A NANTES
suite et fin
Puis
nous avons changé de quartier. Mes activités d’architecte se passeraient
dorénavant sur l’Erdre, dans l’antre flottant d’une ancienne librairie maritime
et fluviale : « Au chaland qui passe ». La chanson nous
poursuivait ! Conquis par cette façon « d’être dans la ville »

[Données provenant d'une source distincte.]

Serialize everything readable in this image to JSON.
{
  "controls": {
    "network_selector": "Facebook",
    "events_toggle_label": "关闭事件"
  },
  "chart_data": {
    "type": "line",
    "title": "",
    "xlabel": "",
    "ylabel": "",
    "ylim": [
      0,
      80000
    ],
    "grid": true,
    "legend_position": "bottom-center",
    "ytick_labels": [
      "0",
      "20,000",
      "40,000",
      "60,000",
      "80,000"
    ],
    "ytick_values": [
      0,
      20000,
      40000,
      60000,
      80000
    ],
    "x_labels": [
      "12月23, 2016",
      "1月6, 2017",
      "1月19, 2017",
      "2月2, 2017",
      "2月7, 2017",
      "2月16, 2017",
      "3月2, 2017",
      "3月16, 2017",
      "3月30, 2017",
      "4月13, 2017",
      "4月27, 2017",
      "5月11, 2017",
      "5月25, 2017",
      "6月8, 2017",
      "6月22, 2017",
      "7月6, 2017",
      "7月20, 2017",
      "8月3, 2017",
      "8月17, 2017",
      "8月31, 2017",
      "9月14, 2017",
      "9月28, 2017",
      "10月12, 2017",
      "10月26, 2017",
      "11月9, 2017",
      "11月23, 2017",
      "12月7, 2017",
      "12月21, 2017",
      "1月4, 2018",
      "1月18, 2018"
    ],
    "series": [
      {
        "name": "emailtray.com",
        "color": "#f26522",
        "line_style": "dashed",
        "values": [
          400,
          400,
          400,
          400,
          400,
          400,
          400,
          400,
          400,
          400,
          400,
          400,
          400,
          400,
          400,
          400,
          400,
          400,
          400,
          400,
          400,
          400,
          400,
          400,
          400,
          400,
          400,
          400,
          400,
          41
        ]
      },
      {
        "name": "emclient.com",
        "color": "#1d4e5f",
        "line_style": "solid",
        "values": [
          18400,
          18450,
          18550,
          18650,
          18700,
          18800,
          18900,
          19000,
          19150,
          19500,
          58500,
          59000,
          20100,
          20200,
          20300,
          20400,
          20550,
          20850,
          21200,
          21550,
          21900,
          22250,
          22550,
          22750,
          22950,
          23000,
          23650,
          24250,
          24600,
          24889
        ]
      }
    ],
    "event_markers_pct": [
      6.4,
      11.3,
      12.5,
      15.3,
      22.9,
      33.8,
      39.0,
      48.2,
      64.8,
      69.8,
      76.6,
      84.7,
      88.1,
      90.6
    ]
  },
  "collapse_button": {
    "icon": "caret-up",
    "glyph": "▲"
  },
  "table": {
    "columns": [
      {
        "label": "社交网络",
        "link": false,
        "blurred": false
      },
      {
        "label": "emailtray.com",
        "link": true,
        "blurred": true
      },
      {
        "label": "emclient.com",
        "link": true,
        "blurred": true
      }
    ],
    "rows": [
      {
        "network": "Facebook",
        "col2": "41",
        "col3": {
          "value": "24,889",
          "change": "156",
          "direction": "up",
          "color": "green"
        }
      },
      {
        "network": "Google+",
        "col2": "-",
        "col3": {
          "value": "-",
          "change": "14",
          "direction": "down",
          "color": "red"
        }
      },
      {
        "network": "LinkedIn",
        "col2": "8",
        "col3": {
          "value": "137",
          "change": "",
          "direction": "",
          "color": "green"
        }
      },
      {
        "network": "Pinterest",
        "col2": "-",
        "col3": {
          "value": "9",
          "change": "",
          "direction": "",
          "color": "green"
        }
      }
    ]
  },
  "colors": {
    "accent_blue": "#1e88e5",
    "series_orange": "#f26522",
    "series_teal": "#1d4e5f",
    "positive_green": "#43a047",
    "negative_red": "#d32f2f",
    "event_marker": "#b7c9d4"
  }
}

l’architecte se mit à réfléchir à un
autre projet bien à lui. Le premier chaland remonta un peu plus haut sur le
cours de l’Erdre pour une autre destinée et fut remplacé par celui qui
dorénavant s’appellerait « Lola » Par les fenêtres, je voyais passer, la nuit
sous la pluie, de l’autre côté de l’Erdre, le ruban du tramway qui avalait ou
répandait sur les gradins de ce « Quai des
fantômes » (14) une jeunesse turbulente et joyeuse. Ces
«nouvelles rivières» de voyageurs irriguent elles aussi la ville bâtie sur le
fleuve.
Les
embruns et le vent iodé nourrissaient notre besoin de mer et d’évasions
lointaines. Il suffisait alors d’un horizon d’estuaire, de bars de « La
marine » échoués avant d’atteindre l’océan et du dessin d’un verre de
Muscadet tenu avec élégance « Dans ses
doigts » (8) d’amoureuse pour se noyer quelques heures dans
des littératures de bouts du monde.
Nos
souvenirs sont des grains de sable dans le lit des fleuves. Certains soirs
d’été, sur notre bateau échoué au bord d’une grève, la Loire ressemblait à un
fleuve africain. Mais c’est en fredonnant « L’air de Londonderry » près
du Sine Saloum Sénégalais, à l’ombre toute proche de l’ami disparu, que j’ai
recueilli dans mes doigts ce « Grain de
Pierre » (13) parmi les autres grains.
Des
êtres nous quittent et leur beauté grandit longtemps encore après leur départ
comme grandit longtemps l’ombre de ces marcheurs solitaires avant que le déclin
du jour ne les noie dans la mystérieuse beauté des ténèbres. Ainsi, « Julien marche dans l’île » (15)
Chaque
frisson de caresse du courant contre la rive nous rappelle ce long parcours du
fleuve et nous invite à imaginer la suite de son voyage. Chaque goutte d’eau,
sur son passage, est un mot parmi les milliers de mots d’un immense poème
inachevé. Ainsi vont les palpitations de nos souvenirs au rythme de chacune de
ces gouttes venues de si loin pour se perdre, comme des rêves trop lourds, au-delà
des estuaires. Mais depuis la nuit des temps et pour l’éternité « La Loire est toujours là » (16)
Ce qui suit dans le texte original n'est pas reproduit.